Com três páginas, a declaração de estado de sítio encontrada foi escrita como uma espécie de apresentação de argumentos que justificariam uma ruptura institucional. No documento, encontrado no celular do tenente-coronel Mauro Cid, ex-ajudante de ordens de Jair Bolsonaro, o autor do texto cita diversas referências, que vão de juristas a filósofos.
As citações estão concentradas em um parágrafo, logo após a apresentação de exemplos sobre supostos abusos dos Tribunais Superiores. No texto, o autor aponta que essas decisões são ilegítimas, ainda que sejam “aparentemente legais e/ou supostamente constitucionais” e que colocariam em evidência a necessidade de restauração da segurança jurídica e de defesa às liberdades em nosso país.
Entre as ideias que justificariam isso, segundo o autor, estariam desde a citação de Aristóteles, filósofo grego da Antiguidade, que defendia “dar a cada um o que é seu”, como definição de justiça e princípio de direito.
Outro autor citado pelo autor foi o filósofo católico Tomás de Aquino que, de acordo com o texto, defendia a necessidade de “resistência às leis injustas”. Por fim, o autor cita um jurista alemão, Otto Bachof, que defendeu a possibilidade de controle das normas constitucionais inconstitucionais, e a existência de um direito natural, acima da Constituição e de suas normas.
Essas ideias, aponta o texto, é o que justificariam a legalidade de uma ruptura institucional, para assegurar uma suposta “restauração do Estado Democrático de Direito”.
Segundo o professor da Universidade Federal da Bahia (UFBA), Daniel Tourinho Peres, os argumentos apresentados no texto não se sustentam filosoficamente e, no caso de Tomás de Aquino, está incorreta, já que cita o filósofo como representante do Iluminismo, quando, na verdade, ele viveu durante a Idade Média, período que precedeu o Iluminismo.
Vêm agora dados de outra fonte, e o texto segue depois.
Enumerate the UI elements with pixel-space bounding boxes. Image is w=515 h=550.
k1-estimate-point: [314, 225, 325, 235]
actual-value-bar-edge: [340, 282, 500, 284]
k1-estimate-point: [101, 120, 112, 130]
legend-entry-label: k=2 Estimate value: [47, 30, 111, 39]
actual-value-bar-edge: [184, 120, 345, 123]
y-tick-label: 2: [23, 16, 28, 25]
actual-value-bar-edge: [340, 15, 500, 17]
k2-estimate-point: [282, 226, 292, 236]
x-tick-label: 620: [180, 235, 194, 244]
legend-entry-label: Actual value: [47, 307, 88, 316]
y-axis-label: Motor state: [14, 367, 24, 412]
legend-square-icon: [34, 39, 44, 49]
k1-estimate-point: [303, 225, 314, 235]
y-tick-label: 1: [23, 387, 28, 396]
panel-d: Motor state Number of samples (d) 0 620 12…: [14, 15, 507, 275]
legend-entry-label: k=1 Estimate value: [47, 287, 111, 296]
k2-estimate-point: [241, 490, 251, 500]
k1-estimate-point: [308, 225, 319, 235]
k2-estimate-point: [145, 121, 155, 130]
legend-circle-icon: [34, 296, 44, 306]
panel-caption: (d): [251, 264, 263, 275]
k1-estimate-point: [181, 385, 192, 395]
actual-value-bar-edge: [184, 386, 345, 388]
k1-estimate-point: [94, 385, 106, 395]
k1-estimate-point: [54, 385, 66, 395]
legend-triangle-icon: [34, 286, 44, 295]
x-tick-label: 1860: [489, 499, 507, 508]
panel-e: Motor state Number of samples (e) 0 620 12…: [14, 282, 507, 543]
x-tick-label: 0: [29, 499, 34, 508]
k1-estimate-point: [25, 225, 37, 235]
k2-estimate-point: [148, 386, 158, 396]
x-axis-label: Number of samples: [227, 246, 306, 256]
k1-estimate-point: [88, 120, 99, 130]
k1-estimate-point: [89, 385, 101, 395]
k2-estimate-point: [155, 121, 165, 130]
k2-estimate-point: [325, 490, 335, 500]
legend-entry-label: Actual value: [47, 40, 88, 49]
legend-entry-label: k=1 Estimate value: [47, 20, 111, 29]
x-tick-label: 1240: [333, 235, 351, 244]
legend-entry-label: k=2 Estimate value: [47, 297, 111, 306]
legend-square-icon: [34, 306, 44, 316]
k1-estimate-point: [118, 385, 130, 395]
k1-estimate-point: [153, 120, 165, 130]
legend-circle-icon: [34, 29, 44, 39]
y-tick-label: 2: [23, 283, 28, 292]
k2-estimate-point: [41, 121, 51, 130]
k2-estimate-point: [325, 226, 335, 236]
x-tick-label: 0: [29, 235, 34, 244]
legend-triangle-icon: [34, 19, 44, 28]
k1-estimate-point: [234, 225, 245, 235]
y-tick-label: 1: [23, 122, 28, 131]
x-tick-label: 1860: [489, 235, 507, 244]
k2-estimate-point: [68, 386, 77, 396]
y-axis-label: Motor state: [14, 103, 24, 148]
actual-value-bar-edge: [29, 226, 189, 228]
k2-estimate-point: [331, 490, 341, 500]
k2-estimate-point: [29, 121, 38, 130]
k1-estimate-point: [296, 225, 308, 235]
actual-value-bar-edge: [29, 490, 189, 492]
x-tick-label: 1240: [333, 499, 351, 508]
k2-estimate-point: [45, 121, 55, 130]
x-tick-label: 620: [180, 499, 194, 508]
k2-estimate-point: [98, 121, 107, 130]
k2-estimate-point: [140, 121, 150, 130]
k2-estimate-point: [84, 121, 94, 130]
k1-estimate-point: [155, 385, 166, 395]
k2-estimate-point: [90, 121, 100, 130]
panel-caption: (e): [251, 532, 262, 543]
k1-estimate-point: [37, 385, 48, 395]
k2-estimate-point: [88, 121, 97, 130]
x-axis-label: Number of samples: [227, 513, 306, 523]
— A afirmação de Aristóteles se dá como uma definição de justiça distributiva, não vejo como pode se prestar a justificar um estado de sítio. Já a afirmação de Tomás de Aquino, que de modo algum é um pensador do Iluminismo, é um autor medieval, se coloca no contexto de uma resistência à tirania, não à justificação de um estado de sítio — afirma.